The article discusses the convergence of this growing computing power with the proliferation of data. According to Peppers, “businesses not only have thousands of times more data to work with, but they also have thousands of times more computational power with which to do the work, from massive “in memory” databases to advanced statistical programs and algorithms.
Like me, you may be asking why, with this avalanche of data, supported by extremely powerful hardware and software – can the effectiveness of corporate and governmental decision making keep pace? If not, we need to ask whether the problem is one of process, technology or people (or perhaps all three).
People. To quote from the Don Pepper’s article, “The problem facing us now, however, is that the human skills and talents business managers require, in order to make better decisions with all this data and computational power are not improving. Moore’s Law doesn’t make us a thousand times better at reasoning every couple of decades. It doesn’t even make us 10 times better.”
Individuals tasked with making decisions face challenges that haven’t really changed over the years (decades). They bring their past habits and biases to bear, as well as a reluctance to try new things. The problem may also be one of training or technical sophistication. This is why many of us who have smartphones containing dozens of features and applications may only take advantage of only a handful.
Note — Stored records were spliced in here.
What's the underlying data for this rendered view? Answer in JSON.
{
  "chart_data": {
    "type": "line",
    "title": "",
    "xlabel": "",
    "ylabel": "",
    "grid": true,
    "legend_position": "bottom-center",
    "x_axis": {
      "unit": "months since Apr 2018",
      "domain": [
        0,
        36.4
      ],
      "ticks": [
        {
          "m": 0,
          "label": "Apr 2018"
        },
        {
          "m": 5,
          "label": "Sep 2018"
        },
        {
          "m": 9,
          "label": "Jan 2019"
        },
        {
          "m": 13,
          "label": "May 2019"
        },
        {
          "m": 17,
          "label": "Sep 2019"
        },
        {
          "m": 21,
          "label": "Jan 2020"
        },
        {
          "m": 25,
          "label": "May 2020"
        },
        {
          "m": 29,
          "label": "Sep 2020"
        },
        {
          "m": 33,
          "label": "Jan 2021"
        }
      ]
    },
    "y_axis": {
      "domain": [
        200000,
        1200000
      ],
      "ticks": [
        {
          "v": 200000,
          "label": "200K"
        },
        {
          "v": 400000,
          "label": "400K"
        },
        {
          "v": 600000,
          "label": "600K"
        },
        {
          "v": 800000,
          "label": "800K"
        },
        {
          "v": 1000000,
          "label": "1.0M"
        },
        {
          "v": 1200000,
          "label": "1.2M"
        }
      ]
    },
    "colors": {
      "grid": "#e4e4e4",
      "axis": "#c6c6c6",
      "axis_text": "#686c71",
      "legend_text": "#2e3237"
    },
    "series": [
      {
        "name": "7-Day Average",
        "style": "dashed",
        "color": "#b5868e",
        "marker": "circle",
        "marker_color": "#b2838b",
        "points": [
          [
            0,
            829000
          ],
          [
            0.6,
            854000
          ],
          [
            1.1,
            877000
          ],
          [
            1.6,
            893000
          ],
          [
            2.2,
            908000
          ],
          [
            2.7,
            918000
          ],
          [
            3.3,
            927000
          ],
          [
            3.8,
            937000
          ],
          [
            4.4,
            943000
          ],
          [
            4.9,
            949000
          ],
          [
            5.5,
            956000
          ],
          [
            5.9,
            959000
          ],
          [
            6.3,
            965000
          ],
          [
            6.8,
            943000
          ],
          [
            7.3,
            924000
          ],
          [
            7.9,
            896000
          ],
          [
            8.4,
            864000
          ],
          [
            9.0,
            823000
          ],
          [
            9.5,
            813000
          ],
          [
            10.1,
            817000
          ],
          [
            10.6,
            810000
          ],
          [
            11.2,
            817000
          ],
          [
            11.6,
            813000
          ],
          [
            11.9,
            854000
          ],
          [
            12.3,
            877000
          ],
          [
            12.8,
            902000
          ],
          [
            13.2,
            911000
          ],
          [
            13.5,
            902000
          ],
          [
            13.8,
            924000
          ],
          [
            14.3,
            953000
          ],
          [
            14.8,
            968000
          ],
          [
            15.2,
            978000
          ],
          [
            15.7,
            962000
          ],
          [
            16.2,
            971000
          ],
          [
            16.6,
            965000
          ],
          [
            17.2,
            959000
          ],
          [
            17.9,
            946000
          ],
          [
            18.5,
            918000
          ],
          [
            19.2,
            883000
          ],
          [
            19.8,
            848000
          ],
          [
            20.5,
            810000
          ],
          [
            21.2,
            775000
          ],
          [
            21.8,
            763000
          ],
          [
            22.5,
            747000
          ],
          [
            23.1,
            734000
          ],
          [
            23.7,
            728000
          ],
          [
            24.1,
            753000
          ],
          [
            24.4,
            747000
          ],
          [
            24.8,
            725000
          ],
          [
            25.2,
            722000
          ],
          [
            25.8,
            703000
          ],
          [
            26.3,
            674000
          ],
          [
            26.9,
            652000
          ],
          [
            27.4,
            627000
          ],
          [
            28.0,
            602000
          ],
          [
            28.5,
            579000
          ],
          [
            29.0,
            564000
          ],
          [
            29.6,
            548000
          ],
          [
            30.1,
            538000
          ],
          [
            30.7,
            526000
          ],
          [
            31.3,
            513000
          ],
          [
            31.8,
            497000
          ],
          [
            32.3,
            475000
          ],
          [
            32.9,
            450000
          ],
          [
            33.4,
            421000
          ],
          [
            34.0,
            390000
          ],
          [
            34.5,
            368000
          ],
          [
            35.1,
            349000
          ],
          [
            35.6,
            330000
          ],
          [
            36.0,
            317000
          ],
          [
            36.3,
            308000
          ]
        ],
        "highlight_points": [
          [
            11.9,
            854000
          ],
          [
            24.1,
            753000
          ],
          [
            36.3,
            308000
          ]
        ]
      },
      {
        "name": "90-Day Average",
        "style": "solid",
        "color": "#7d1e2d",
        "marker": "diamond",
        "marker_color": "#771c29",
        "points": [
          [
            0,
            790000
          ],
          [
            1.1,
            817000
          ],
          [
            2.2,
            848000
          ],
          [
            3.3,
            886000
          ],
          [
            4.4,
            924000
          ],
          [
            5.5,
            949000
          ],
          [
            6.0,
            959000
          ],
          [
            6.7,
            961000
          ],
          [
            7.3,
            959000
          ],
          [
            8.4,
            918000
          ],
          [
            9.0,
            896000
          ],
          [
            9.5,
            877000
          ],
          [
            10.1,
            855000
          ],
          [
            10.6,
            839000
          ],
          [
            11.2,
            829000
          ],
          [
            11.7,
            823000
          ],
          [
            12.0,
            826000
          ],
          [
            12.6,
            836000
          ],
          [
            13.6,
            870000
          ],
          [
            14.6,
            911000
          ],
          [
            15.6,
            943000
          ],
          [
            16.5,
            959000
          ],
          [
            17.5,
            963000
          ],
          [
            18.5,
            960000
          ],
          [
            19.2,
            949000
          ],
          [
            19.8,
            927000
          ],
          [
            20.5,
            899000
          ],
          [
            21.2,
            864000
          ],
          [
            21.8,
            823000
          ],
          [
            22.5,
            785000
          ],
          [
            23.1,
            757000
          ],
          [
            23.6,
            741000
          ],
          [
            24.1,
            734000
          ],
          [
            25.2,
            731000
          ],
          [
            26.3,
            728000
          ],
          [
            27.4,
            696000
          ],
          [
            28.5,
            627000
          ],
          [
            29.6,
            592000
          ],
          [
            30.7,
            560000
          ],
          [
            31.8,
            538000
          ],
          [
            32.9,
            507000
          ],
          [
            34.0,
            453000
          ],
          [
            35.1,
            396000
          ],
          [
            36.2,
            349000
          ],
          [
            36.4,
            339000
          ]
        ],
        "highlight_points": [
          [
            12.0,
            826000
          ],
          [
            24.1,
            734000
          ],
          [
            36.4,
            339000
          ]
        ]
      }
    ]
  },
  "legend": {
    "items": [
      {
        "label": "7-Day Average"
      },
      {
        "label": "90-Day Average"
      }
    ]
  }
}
And perhaps the vast distance between the speed of improvement for computing vs. us humans is why some people predict the “rise of the machines”.
Processes. Even the hottest new technology (hardware and software), combined with talented and committed personnel, will fall short of achieving goals if not combined with the business processes necessary to capitalize on the data. We talk about this in terms of the four V’s model of capitalizing on Big Data in a way that allows organizations to benefit from data, rather than being swamped or having useful data disconnected and slumbering away on various databases or storage media. The first three Vs in the value chain are Volume, Variety and Velocity.
Contending with, and overcoming the challenges of the first three Vs yields the fourth: Value. By accounting for volume, variety and velocity, we equip our business analysts and leaders to “shrink the haystack,” establishing a data processing ecosystem that can process, enable search and allow users to interact with the data in fruitful ways, rather than being overwhelmed and in the dark. The end result is better decision-making through superior insight by revealing threats and opportunities that had previously been invisible in a mass of data.
Technology. The role of technology in the decision process is to support the processes and people as we identified above, in the four key areas shown in this graphic.
Technology Support for Big Data Decision Making
By aligning and optimizing your people, processes and technology, you will be able to take full advantage of Moore’s Law, reap the fruits of Big Data and make decisions that have a positive impact on shareholders, customers, employees or citizens.